I'm trying to write a script to build a few tables for my Unicode library, one of the tables I need to build is of a list of all of the numeric codepoints in the Unicode standard, with their values.
To do that, I'm using xmllint
in a shell script, I'm stuck on building up the list of codepoints and their values because my xpath query isn't working.
I've tried customizing a bunch of xpath query strings I've seen here at stackoverflow on a bunch of other questions.
here's the current query string I'm trying to use: ucd/repertoire/char/@nv[.!='NaN']
and xmllint --xpath /*[local-name()='ucd']/*[local-name()='repertoire']/*[local-name()='char']/@nv
Here's an example codepoint so you can see it's layout.

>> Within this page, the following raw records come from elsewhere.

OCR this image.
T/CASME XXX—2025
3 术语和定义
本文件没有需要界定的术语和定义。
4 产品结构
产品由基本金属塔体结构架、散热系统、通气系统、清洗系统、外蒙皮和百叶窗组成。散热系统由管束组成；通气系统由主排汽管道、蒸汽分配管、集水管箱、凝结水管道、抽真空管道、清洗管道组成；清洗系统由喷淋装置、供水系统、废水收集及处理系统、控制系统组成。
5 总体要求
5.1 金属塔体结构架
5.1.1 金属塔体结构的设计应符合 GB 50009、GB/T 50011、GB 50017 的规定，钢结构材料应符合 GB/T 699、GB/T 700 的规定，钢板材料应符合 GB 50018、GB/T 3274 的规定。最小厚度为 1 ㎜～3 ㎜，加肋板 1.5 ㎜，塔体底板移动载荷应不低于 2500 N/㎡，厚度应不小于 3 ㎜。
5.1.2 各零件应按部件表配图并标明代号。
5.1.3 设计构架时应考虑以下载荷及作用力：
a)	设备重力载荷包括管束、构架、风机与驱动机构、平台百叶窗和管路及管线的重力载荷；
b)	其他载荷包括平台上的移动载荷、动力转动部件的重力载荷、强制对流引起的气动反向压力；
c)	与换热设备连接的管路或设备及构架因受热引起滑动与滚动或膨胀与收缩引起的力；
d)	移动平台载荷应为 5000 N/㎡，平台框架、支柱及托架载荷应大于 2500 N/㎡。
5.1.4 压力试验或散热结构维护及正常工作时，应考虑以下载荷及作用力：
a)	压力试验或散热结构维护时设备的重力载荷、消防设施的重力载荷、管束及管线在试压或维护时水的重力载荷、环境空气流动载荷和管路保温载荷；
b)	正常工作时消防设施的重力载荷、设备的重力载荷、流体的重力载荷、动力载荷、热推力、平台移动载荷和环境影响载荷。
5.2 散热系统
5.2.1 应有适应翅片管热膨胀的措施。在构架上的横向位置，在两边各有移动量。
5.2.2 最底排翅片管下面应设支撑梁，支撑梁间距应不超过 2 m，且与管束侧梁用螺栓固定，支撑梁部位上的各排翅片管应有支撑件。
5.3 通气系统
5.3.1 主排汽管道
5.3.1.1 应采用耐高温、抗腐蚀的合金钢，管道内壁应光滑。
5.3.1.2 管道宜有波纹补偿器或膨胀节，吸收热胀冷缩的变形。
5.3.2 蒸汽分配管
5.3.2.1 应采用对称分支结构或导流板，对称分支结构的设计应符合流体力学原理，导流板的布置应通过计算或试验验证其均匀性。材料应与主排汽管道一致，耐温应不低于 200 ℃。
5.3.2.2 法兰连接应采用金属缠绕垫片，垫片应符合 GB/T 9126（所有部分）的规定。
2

<ucd xmlns="http://www.unicode.org/ns/2003/ucd/1.0">
<description>Unicode 10.0.0</description>
<repertoire>
<char cp="0000" age="1.1" na="" JSN="" gc="Cc" ccc="0" dt="none" dm="#" nt="None" nv="NaN" bc="BN" bpt="n" bpb="#" Bidi_M="N" bmg="" suc="#" slc="#" stc="#" uc="#" lc="#" tc="#" scf="#" cf="#" jt="U" jg="No_Joining_Group" ea="N" lb="CM" sc="Zyyy" scx="Zyyy" Dash="N" WSpace="N" Hyphen="N" QMark="N" Radical="N" Ideo="N" UIdeo="N" IDSB="N" IDST="N" hst="NA" DI="N" ODI="N" Alpha="N" OAlpha="N" Upper="N" OUpper="N" Lower="N" OLower="N" Math="N" OMath="N" Hex="N" AHex="N" NChar="N" VS="N" Bidi_C="N" Join_C="N" Gr_Base="N" Gr_Ext="N" OGr_Ext="N" Gr_Link="N" STerm="N" Ext="N" Term="N" Dia="N" Dep="N" IDS="N" OIDS="N" XIDS="N" IDC="N" OIDC="N" XIDC="N" SD="N" LOE="N" Pat_WS="N" Pat_Syn="N" GCB="CN" WB="XX" SB="XX" CE="N" Comp_Ex="N" NFC_QC="Y" NFD_QC="Y" NFKC_QC="Y" NFKD_QC="Y" XO_NFC="N" XO_NFD="N" XO_NFKC="N" XO_NFKD="N" FC_NFKC="#" CI="N" Cased="N" CWCF="N" CWCM="N" CWKCF="N" CWL="N" CWT="N" CWU="N" NFKC_CF="#" InSC="Other" InPC="NA" PCM="N" vo="R" RI="N" blk="ASCII" isc="" na1="NULL">
<name-alias alias="NUL" type="abbreviation"/>
<name-alias alias="NULL" type="control"/>
</char>
</repertoire>
</ucd>
I'm trying to check each char
to see if it's nv
attribute equals a valid number by telling it to ignore "NaN", if it's attribute is anything but NaN, I assume it's valid, grab the cp
value, and it's nv
value and put them into a C table, but I haven't really gotten to the higher level scripting parts yet, I'm stuck on the xpath portion.
So, where am I going wrong? I've tried all kinds of different versions that search for the structured version (by that I mean //ucd/repertoire/char
, ucd/repertoire/char
, just the //char@nv
, and a bunch of other versions I don't even remember).